Amerikan güçleri bu planlarının engelleneceğini görünce, bu hareketin durması gerektiği, yoksa Telefara’a doğru giden birliklerin yanlışlıkla koalisyon güçlerin hedefi haline gelip kayıplara neden olma ihtimalini önesürdüler.

Ancak Irak güçleri ve silahları milislerin Amerika’nın bu hamlesine hazırlıklı olduğundan, karşı savunmaya geçerek ‘’eğer bu güçler yanlışlıkla koalisyon saldırılarına maruz kalırlarsa bölgedeki Amerikan güçlerin korumalarını bırakarak, böylece bu Amerikan birlikleri korumasız kalarak DAEŞ ve diğer grupların hedefi haline gelebilir’’şeklinde ifadeler ortaya attılar.

Amerikan güçleri, Amerika’daki seçim arifesinde birliklerinde kayıplarının hiç göze alamadıkları için Musul’dan Suriye sınırına doğru açık koridorun kapatılması ve Telafer’ın geri alması için yapılan saldırıya ses çıkarmadılar.

Böylece Amerika’nın DAEŞ teröristlerinin korunması, kurtarılması ve bu teröristlerinin Suriye kaçış koridorunu açık tutarak, bunların Suriye geçmesi önlendi.
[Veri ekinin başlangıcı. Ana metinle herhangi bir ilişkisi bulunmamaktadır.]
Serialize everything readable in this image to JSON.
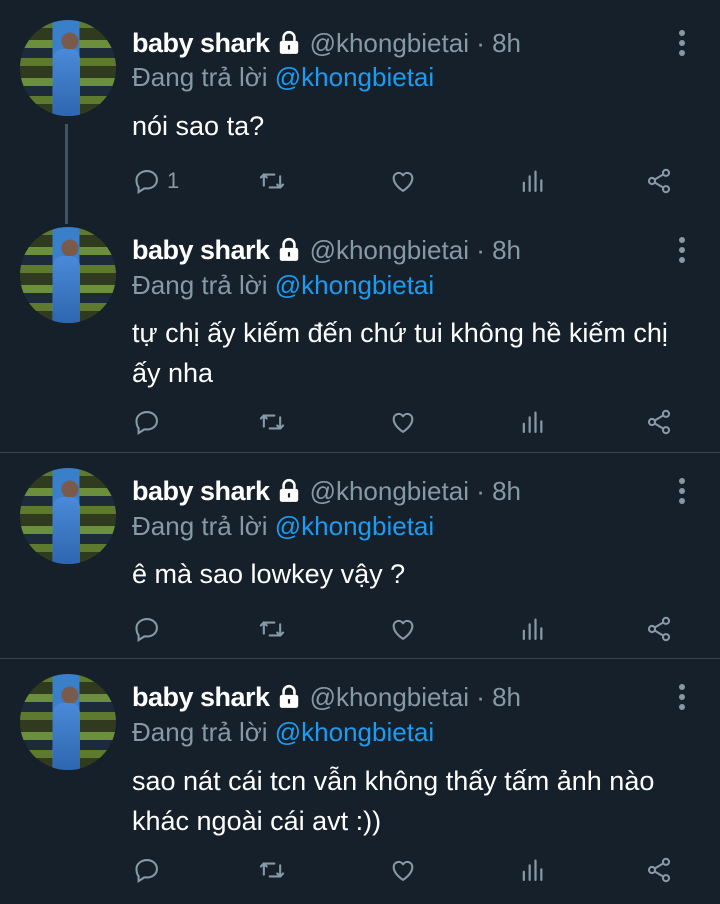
{
  "tweets": [
    {
      "name": "baby shark",
      "handle_time": "@khongbietai · 8h",
      "replying_prefix": "Đang trả lời ",
      "replying_mention": "@khongbietai",
      "text": "nói sao ta?",
      "reply_count": "1"
    },
    {
      "name": "baby shark",
      "handle_time": "@khongbietai · 8h",
      "replying_prefix": "Đang trả lời ",
      "replying_mention": "@khongbietai",
      "text": "tự chị ấy kiếm đến chứ tui không hề kiếm chị ấy nha",
      "reply_count": ""
    },
    {
      "name": "baby shark",
      "handle_time": "@khongbietai · 8h",
      "replying_prefix": "Đang trả lời ",
      "replying_mention": "@khongbietai",
      "text": "ê mà sao lowkey vậy ?",
      "reply_count": ""
    },
    {
      "name": "baby shark",
      "handle_time": "@khongbietai · 8h",
      "replying_prefix": "Đang trả lời ",
      "replying_mention": "@khongbietai",
      "text": "sao nát cái tcn vẫn không thấy tấm ảnh nào khác ngoài cái avt :))",
      "reply_count": ""
    }
  ],
  "colors": {
    "background": "#15202b",
    "muted": "#8899a6",
    "mention": "#1d9bf0",
    "divider": "#38444d"
  },
  "icons": [
    "lock-icon",
    "more-options-icon",
    "reply-icon",
    "retweet-icon",
    "like-icon",
    "analytics-icon",
    "share-icon"
  ]
}
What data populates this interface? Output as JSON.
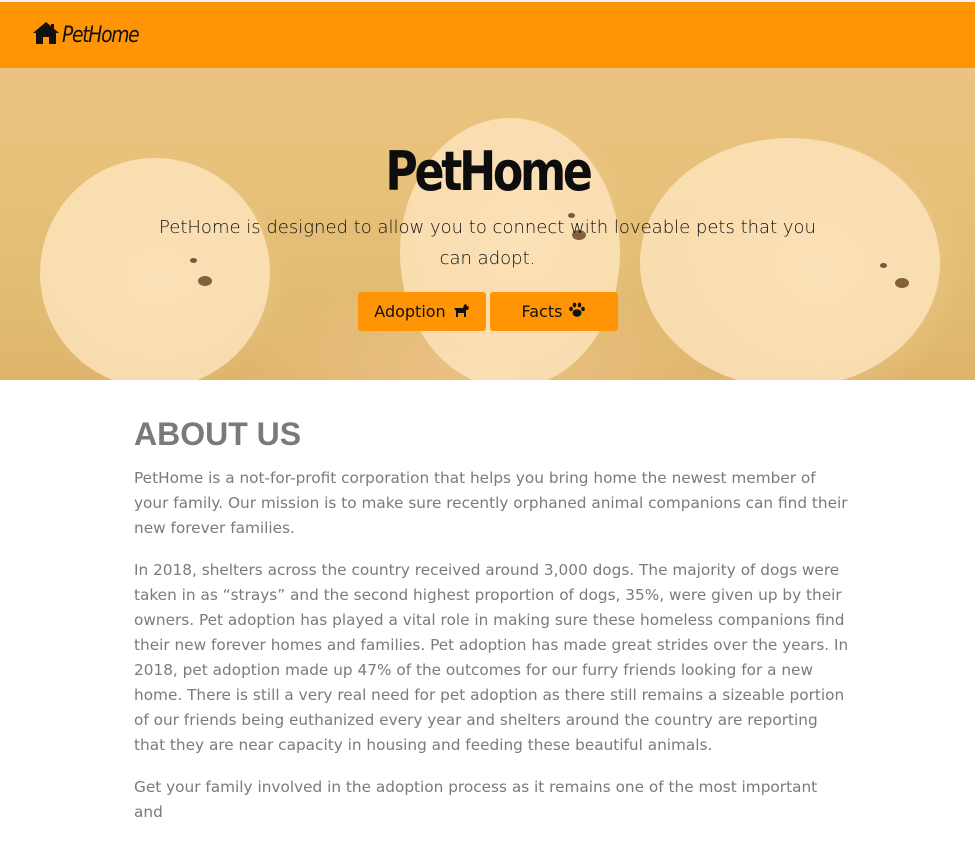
{
  "navbar": {
    "brand_name": "PetHome",
    "brand_icon": "home-icon"
  },
  "hero": {
    "title": "PetHome",
    "description": "PetHome is designed to allow you to connect with loveable pets that you can adopt.",
    "buttons": [
      {
        "label": "Adoption",
        "icon": "dog-icon"
      },
      {
        "label": "Facts",
        "icon": "paw-icon"
      }
    ]
  },
  "about": {
    "heading": "ABOUT US",
    "paragraphs": [
      "PetHome is a not-for-profit corporation that helps you bring home the newest member of your family. Our mission is to make sure recently orphaned animal companions can find their new forever families.",
      "In 2018, shelters across the country received around 3,000 dogs. The majority of dogs were taken in as “strays” and the second highest proportion of dogs, 35%, were given up by their owners. Pet adoption has played a vital role in making sure these homeless companions find their new forever homes and families. Pet adoption has made great strides over the years. In 2018, pet adoption made up 47% of the outcomes for our furry friends looking for a new home. There is still a very real need for pet adoption as there still remains a sizeable portion of our friends being euthanized every year and shelters around the country are reporting that they are near capacity in housing and feeding these beautiful animals.",
      "Get your family involved in the adoption process as it remains one of the most important and"
    ]
  },
  "colors": {
    "accent": "#ff9505",
    "text_dark": "#111111",
    "text_muted": "#7b7b7b"
  }
}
Böylece Suriye savaşının uzatılması planları suya duştu. Ayrıca bu planın devamında Amerika’nın bölge de ki en önemli planı olan Kürt devleti kurulması zor durumda kaldığını Amerika güçleri tarafından fark edilince apar topa Suriye’de YPG güçlerin önderliğinde Rakka operasyona başladılar.

Türkiye bu aşamada nasıl bir politika izlemeli:
1: İran ile rekabete dayalı bir siyaset değil beraber ve sürekli diyaloğa dayalı hareket etmeli, Kürt devletin kurulması hem İran için hem Türkiye için dönüşü hiç kolay olmayan bir yoldur.
2: Kuzey Irak Kürt bölgesel yetkilileri ile veya bölgede hiç sevilmeyen ve desteği olmayan eski Musul valisi Esil Nuceyfi gibi kişiler değilde Irak merkezi hükümeti ile iyi ilişkiler kurumalı. Irak merkezi hükümet ile restleşmesi sadece Türkiye’nin bölgede ağırlığını azaltmaktadır.
3: Suriye savaşında sadece Esad gidecek politikası değilde daha gerçekçi politika izlemeli. Kürt devleti kurulması, Türkiye için Esad’ın kalmasından daha çok tehlikelidir.